When we have a function like \((\sin x)^x\), we encounter a base that is a function of \(x\) raised to the power of another function of \(x\). By taking the natural logarithm, we use the logarithmic property that allows the power to come out as a coefficient, transforming the problem into one that is easier to handle.

This manipulation is essential in cases where both the base and the exponent depend on the same variable, making traditional power rule application infeasible without logarithmic differentiation.

The product rule is a vital tool in differentiation used when dealing with the derivative of two multiplicative functions, \(u(x)\) and \(v(x)\). The rule is defined as:

• If \(y = u(x)v(x)\), then the derivative \(\frac{dy}{dx} = u'(x)v(x) + u(x)v'(x)\).

In our problem, after taking the natural logarithm and applying the power rule for logarithms, we identify two separate functions to apply the product rule. These functions are \(u = x\) and \(v = \ln(\sin x)\).

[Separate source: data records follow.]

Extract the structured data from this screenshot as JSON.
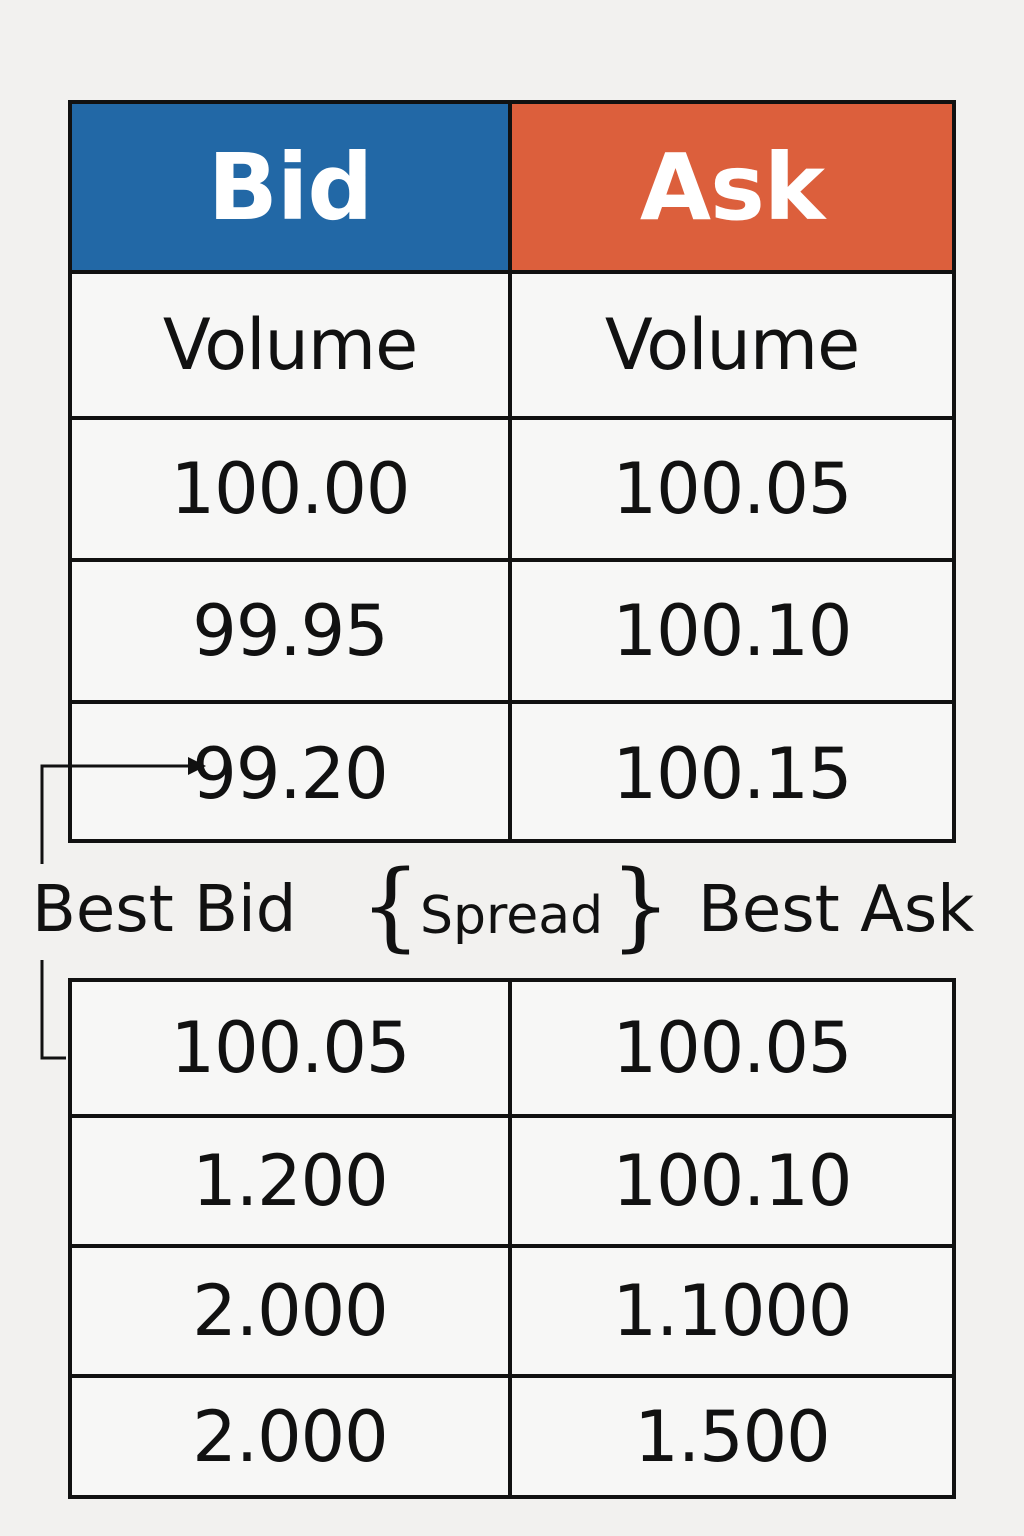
{
  "header": {
    "bid_title": "Bid",
    "ask_title": "Ask"
  },
  "top_table": {
    "label_row": {
      "bid": "Volume",
      "ask": "Volume"
    },
    "rows": [
      {
        "bid": "100.00",
        "ask": "100.05"
      },
      {
        "bid": "99.95",
        "ask": "100.10"
      },
      {
        "bid": "99.20",
        "ask": "100.15"
      }
    ]
  },
  "annotations": {
    "best_bid": "Best Bid",
    "spread": "Spread",
    "best_ask": "Best Ask"
  },
  "bottom_table": {
    "rows": [
      {
        "bid": "100.05",
        "ask": "100.05"
      },
      {
        "bid": "1.200",
        "ask": "100.10"
      },
      {
        "bid": "2.000",
        "ask": "1.1000"
      },
      {
        "bid": "2.000",
        "ask": "1.500"
      }
    ]
  },
  "colors": {
    "bid_header": "#2268a6",
    "ask_header": "#dc5f3c",
    "line": "#111111",
    "background": "#f2f1ef"
  }
}
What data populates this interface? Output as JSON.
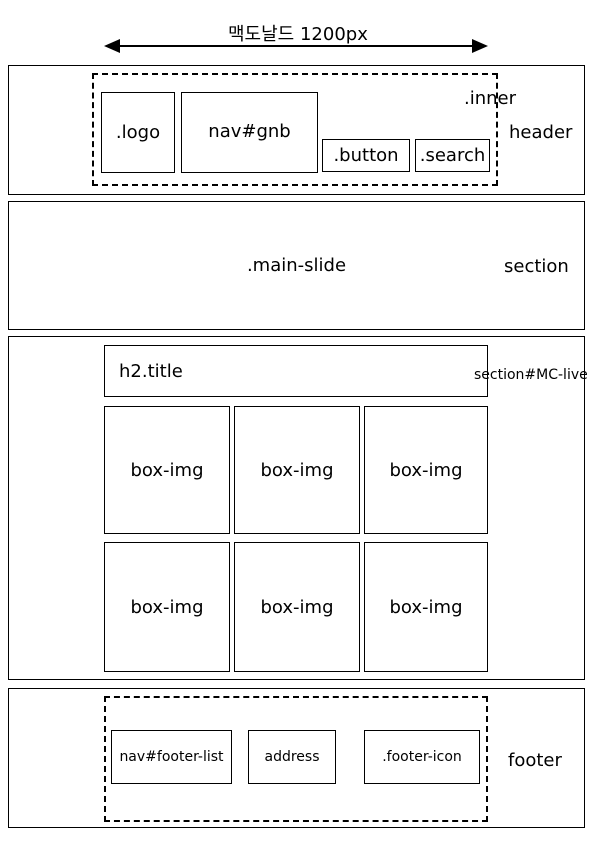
{
  "width_label": "맥도날드 1200px",
  "header": {
    "label": "header",
    "inner_label": ".inner",
    "logo": ".logo",
    "nav": "nav#gnb",
    "button": ".button",
    "search": ".search"
  },
  "main_section": {
    "label": "section",
    "slide": ".main-slide"
  },
  "live_section": {
    "label": "section#MC-live",
    "title": "h2.title",
    "boxes": [
      "box-img",
      "box-img",
      "box-img",
      "box-img",
      "box-img",
      "box-img"
    ]
  },
  "footer": {
    "label": "footer",
    "nav": "nav#footer-list",
    "address": "address",
    "icon": ".footer-icon"
  }
}
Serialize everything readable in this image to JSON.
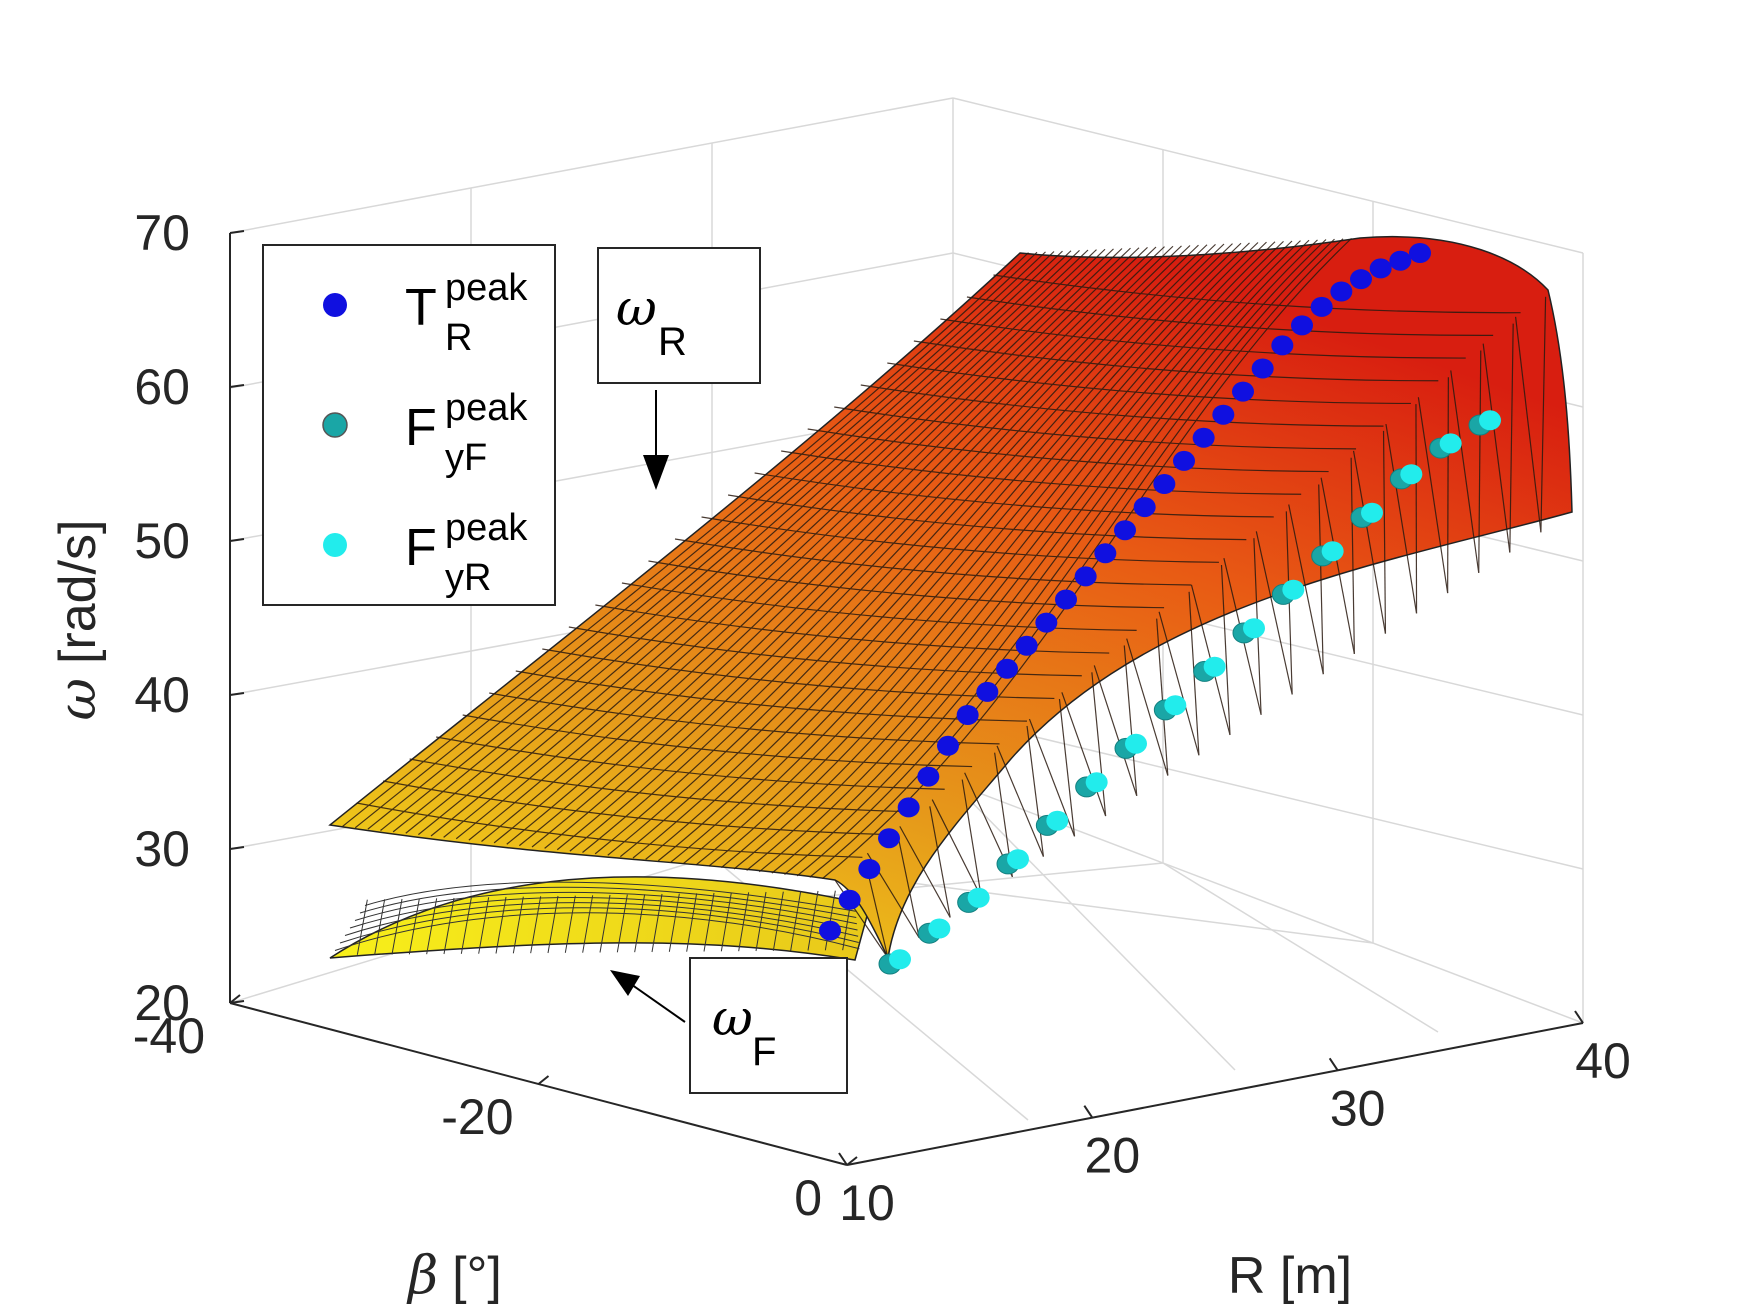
{
  "chart_data": {
    "type": "surface3d",
    "zlabel_symbol": "ω",
    "zlabel_unit": "[rad/s]",
    "xlabel": "R [m]",
    "ylabel_symbol": "β",
    "ylabel_unit": "[°]",
    "zlim": [
      20,
      70
    ],
    "xlim": [
      10,
      40
    ],
    "ylim": [
      -40,
      0
    ],
    "z_ticks": [
      "70",
      "60",
      "50",
      "40",
      "30",
      "20"
    ],
    "x_ticks": [
      "10",
      "20",
      "30",
      "40"
    ],
    "y_ticks": [
      "-40",
      "-20",
      "0"
    ],
    "surfaces": [
      {
        "name": "ω_R",
        "label_symbol": "ω",
        "label_sub": "R"
      },
      {
        "name": "ω_F",
        "label_symbol": "ω",
        "label_sub": "F"
      }
    ],
    "legend": [
      {
        "base": "T",
        "sup": "peak",
        "sub": "R",
        "color": "#1010e0"
      },
      {
        "base": "F",
        "sup": "peak",
        "sub": "yF",
        "color": "#1aa6a6"
      },
      {
        "base": "F",
        "sup": "peak",
        "sub": "yR",
        "color": "#22ecec"
      }
    ],
    "series": [
      {
        "name": "T_R^peak",
        "R": [
          10,
          11,
          12,
          13,
          14,
          15,
          16,
          17,
          18,
          19,
          20,
          21,
          22,
          23,
          24,
          25,
          26,
          27,
          28,
          29,
          30,
          31,
          32,
          33,
          34,
          35,
          36,
          37,
          38,
          39,
          40
        ],
        "omega": [
          26,
          28,
          30,
          32,
          34,
          36,
          38,
          40,
          41.5,
          43,
          44.5,
          46,
          47.5,
          49,
          50.5,
          52,
          53.5,
          55,
          56.5,
          58,
          59.5,
          61,
          62.5,
          64,
          65.3,
          66.5,
          67.5,
          68.3,
          69,
          69.5,
          70
        ]
      },
      {
        "name": "F_yF^peak",
        "R": [
          10,
          12,
          14,
          16,
          18,
          20,
          22,
          24,
          26,
          28,
          30,
          32,
          34,
          36,
          38,
          40
        ],
        "omega": [
          25,
          27,
          29,
          31.5,
          34,
          36.5,
          39,
          41.5,
          44,
          46.5,
          49,
          51.5,
          54,
          56.5,
          58.5,
          60
        ]
      },
      {
        "name": "F_yR^peak",
        "R": [
          10,
          12,
          14,
          16,
          18,
          20,
          22,
          24,
          26,
          28,
          30,
          32,
          34,
          36,
          38,
          40
        ],
        "omega": [
          25.5,
          27.5,
          29.5,
          32,
          34.5,
          37,
          39.5,
          42,
          44.5,
          47,
          49.5,
          52,
          54.5,
          57,
          59,
          60.5
        ]
      }
    ],
    "grid": true,
    "legend_position": "top-left"
  }
}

Differentiating \(u\) gives 1, since the derivative of \(x\) with respect to \(x\) is 1. To differentiate \(v\), we use the chain rule because \(\ln(\sin x)\) involves a composition of functions. The result \(\frac{1}{\sin x} \cdot \cos x\) facilitates the application of the product rule, yielding \(\ln(\sin x) + x\cot x\) as part of the solution.

Implicit differentiation is used when a function is not explicitly solved for one variable. Instead, both sides of the equation may involve both variables in a complex relation.

In this exercise, after using the natural logarithm, we obtain an equation involving \(y\) and \(x\), specifically \(\ln y = x \ln(\sin x)\). Here, \(y\) is defined implicitly as a function of \(x\). To find \(\frac{dy}{dx}\), implicit differentiation is necessary.

When differentiating \(\ln y\) with respect to \(x\), we treat \(y\) as a function of \(x\), leading to \(\frac{1}{y} \cdot \frac{dy}{dx}\). This technique allows us to differentiate equations where the dependent variable cannot be easily isolated.

Without implicit differentiation, tackling the derivative of complex combinations like the one in this problem would be much more challenging, if not impossible in some instances.

The natural logarithm, denoted as \(\ln\), is a logarithm with base \(e\), where \(e \approx 2.71828\). It's frequently used in calculus due to its simplifying properties, particularly in differentiation.

In the context of logarithmic differentiation, the natural logarithm is essential because it allows us to simplify expressions by applying logarithmic rules.

One major property used is \(\ln(a^b) = b\ln(a)\), which helps transform intricate power functions into a more manageable linear form. By converting the original function \((\sin x)^x\) into \(x \ln(\sin x)\), we can more readily apply standard differentiation techniques like the product rule.

The natural logarithm not only reduces complexity but also enables us to handle derivatives of functions where both the base and the exponent simultaneously depend on the variable of differentiation.